Coaches often praise players who “let the game come to them.”
What they talk about a whole lot less are the players who sometimes need a nudge to remember there’s a huge difference between unselfishly not forcing the issue and becoming so passive you aren’t helping the team.
For the UNM men’s basketball team, maybe the best example of this was Tony Snell. The 6-foot-7 wing was a three-year Lobo who never led the team in scoring, never made all-conference first team. Yet he left school early, was a first-round NBA Draft pick, is in his ninth year playing at the sport’s highest level and is third in program history in career earnings for basketball.
Fast forward a decade and three coaching changes later, and UNM again finds itself with a quiet sophomore wing in Javonte Johnson who has started every game this season for the Lobos (7-11, 0-5 Mountain West) and is entering the same, sometimes head-scratching realm of flashing offensive brilliance one game and seemingly disappearing the next.
Consider the following scoring statistics for Johnson’s five league games so far:
• 0 points in 18 minutes at Nevada
• 12 points in 37 minutes vs. Utah State
• 7 points in 31 minutes at UNLV
• 0 points in 28 minutes vs. Boise State
• 18 points in 30 minutes at Colorado State
This week alone, Johnson went from not even taking a shot in the Boise State loss to tying for the team scoring lead on 7-of-9 shooting, including four 3-pointers, in Wednesday’s 80-74 loss at CSU.
So, the Journal has asked the question after each of the past two games: How much of Johnson’s up-and-down stat lines are on him and how much are on his teammates?
“We’ve just got to find him, you know?” said Lobo point guard Jaelen House on Wednesday. “Get him shots that he likes where he’s comfortable. He gets a lot of catch-and-shoot 3s (usually). Today he showed that he can make shots off the bounce, too.”
Lobos coach Richard Pitino agreed, steering clear of any criticism of Johnson’s play while also noting it isn’t as though the team was running anything differently over the past two games. The results, at least in terms of Johnson’s production, were just different.
“It was us finding him,” Pitino said of Wednesday’s 18-point game for the wing, who was playing in his home state. “And that’s got to be our mentality. …
“You look at Colorado State – they’re so cohesive together and they’re getting each other shots, where sometimes we’re trying to get our own shot.”

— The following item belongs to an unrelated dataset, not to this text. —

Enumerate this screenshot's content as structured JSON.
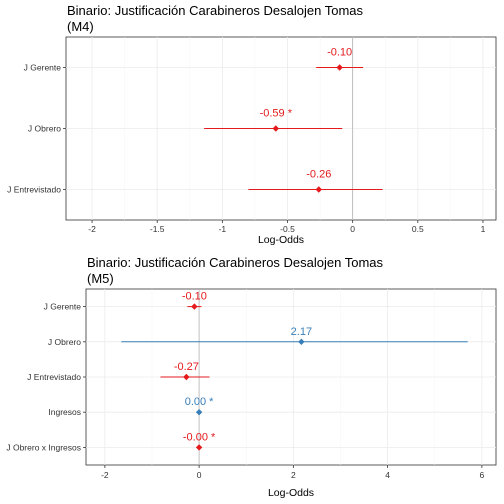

As the Lobos continue to struggle minus three centers and on Wednesday also without starting guard Saquan Singleton, Johnson’s offensive numbers are simply too good to not figure out how to get him involved more – whether the onus is on him or his teammates to make it happen.
Through Wednesday’s game, his 9.0 scoring average is fourth on the roster, and he’s shooting a team-best 52.5% on 3-pointers. And in those five league games, his effective field goal percentage of 82.1% leads the Mountain West with only Fresno State’s Anthony Holland (80.8%) even being close.

“He should never play a game where he’s not shooting,” Pitino said after the Boise State loss. “He’s a key part. … (But) if a guy doesn’t shoot, it’s on the other four guys to find him. And I think that’s got to be the mentality for everybody.”
WAIT, WAIT, WAIT: That an article in mid-January about the current UNM sophomore wing is even making a Snell comparison at all may strike some Lobo faithful as blasphemous.
Snell, playing for the Portland Trail Blazers, of course is one of the more successful players to come out of the Mountain West in the past decade.
But anyone objecting to comparisions of Johnson and Snell – as a sophomore – are using some revisionist history.
Snell’s final 12 games of his sophomore season, all starts, included the following: Four games scoring in double figures and three games with zero points, including one against Wyoming in which he didn’t take a single shot in 23 minutes on the court.